Guo’s estimated net worth of $1.3 billion reportedly comes from her stake in Scale AI, a data-labeling firm she co-founded in 2016 at the age of 21 with Alexandr Wang. 

Scale AI was recently valued at $25 billion in a tender offer set to close in early June, a source familiar with the matter told The New York Post. She departed from the company in 2018 but retained a 5% stake worth roughly $1.2 billion.

Early life, questionable exit from Scale AI

Guo was raised in the San Francisco Bay Area by Chinese immigrant parents, where she began coding in middle school and later dropped out of Carnegie Mellon University after winning a $100,000 entrepreneurial fellowship from billionaire investor Peter Thiel. 

Her early career included a stint at Quora in 2015, where she met Wang, and a brief tenure at Snapchat as the company’s first female designer.

At Scale AI, Guo led operations and production design. Some sources claim she and current company CEO Wang had disagreements, and that led to her getting “fired.”

“We had a difference of opinion, but I am proud of what Scale AI has accomplished,” she told The Information last year.

Guo now leads the 2022-founded Passes, a content creation platform that she describes as a “family-friendly” alternative to OnlyFans and Patreon.
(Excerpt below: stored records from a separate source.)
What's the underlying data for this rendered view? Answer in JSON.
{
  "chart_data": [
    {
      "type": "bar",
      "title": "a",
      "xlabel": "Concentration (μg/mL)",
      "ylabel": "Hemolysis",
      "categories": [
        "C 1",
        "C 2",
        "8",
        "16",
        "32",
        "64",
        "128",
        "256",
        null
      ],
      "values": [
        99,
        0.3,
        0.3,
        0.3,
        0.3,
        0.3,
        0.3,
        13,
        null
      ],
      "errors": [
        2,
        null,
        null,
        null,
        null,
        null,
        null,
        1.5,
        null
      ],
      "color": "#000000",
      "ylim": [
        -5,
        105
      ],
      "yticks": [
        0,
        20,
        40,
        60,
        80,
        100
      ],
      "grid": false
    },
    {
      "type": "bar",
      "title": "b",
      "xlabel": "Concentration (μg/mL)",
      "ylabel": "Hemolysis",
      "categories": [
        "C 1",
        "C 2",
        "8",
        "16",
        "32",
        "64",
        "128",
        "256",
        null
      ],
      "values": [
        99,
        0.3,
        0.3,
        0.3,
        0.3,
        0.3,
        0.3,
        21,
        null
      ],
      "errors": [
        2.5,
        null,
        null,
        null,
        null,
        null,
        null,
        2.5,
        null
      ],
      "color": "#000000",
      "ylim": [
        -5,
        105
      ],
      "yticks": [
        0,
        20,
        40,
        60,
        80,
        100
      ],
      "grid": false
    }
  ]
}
The platform supposedly lets creators keep 90% of their earnings and claims to have made several millionaires since its launch. 

Passes is currently at the center of a class action lawsuit filed in February, alleging the platform allowed the distribution of child pornography. 
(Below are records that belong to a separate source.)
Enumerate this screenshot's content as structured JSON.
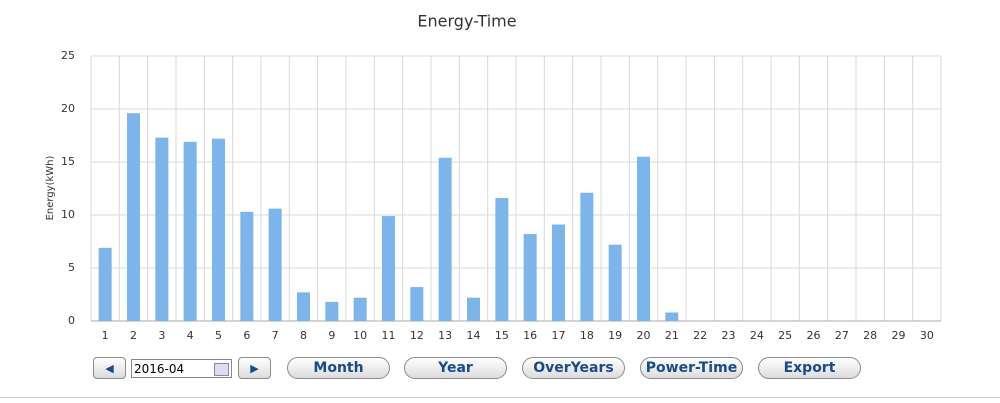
{
  "chart_data": {
    "type": "bar",
    "title": "Energy-Time",
    "y_label": "Energy(kWh)",
    "categories": [
      "1",
      "2",
      "3",
      "4",
      "5",
      "6",
      "7",
      "8",
      "9",
      "10",
      "11",
      "12",
      "13",
      "14",
      "15",
      "16",
      "17",
      "18",
      "19",
      "20",
      "21",
      "22",
      "23",
      "24",
      "25",
      "26",
      "27",
      "28",
      "29",
      "30"
    ],
    "values": [
      6.9,
      19.6,
      17.3,
      16.9,
      17.2,
      10.3,
      10.6,
      2.7,
      1.8,
      2.2,
      9.9,
      3.2,
      15.4,
      2.2,
      11.6,
      8.2,
      9.1,
      12.1,
      7.2,
      15.5,
      0.8,
      0,
      0,
      0,
      0,
      0,
      0,
      0,
      0,
      0
    ],
    "color": "#7cb5ec",
    "ylim": [
      0,
      25
    ],
    "yticks": [
      0,
      5,
      10,
      15,
      20,
      25
    ],
    "grid": true
  },
  "controls": {
    "prev": "◀",
    "date": "2016-04",
    "next": "▶",
    "buttons": [
      "Month",
      "Year",
      "OverYears",
      "Power-Time",
      "Export"
    ]
  }
}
The suit accuses Alec Celestin, a talent agent for Passes, and Lani Ginoza, the company’s director of talent, of knowingly permitting the circulation of explicit content featuring Alice Rosenblum, an underage model affiliated with OnlyFans, on the site.

According to the complaint, Guo personally intervened to override Passes’ internal safeguards designed to protect teenage content creators aged 15 to 17 and removed protections for the plaintiff against exploitation.

Forbes reported that Passes quickly banned all underage creators and deleted their content just before filing the lawsuit. Guo’s legal team filed a motion in April to dismiss the case, denouncing it as a baseless, defamatory attack on her and the company.

Taylor Swift’s music label negotiating with AI firms over copyright laws

In other news, major record labels Universal Music Group, Warner Music Group, and Sony Music are negotiating with AI music startups Suno and Udio about licensing frameworks for AI-generated music that samples or mimics their artists’ work.

Sources familiar with the talks told Bloomberg that the music companies are demanding the implementation of fingerprinting and attribution tools, similar to YouTube’s Content ID, to track the usage of copyrighted material in AI training and outputs. 

The Recording Industry Association of America (RIAA) had already taken legal action last June, filing a lawsuit against Suno and Udio. The complaint accused both firms of copyright infringement for using licensed music to train their models. 

In response, Suno claimed that its AI creates original compositions rather than copying existing tracks. Udio propounded that it trains its system on abstract musical ideas not owned by any single entity, with safeguards to avoid reproducing copyrighted work or identifiable artist voices.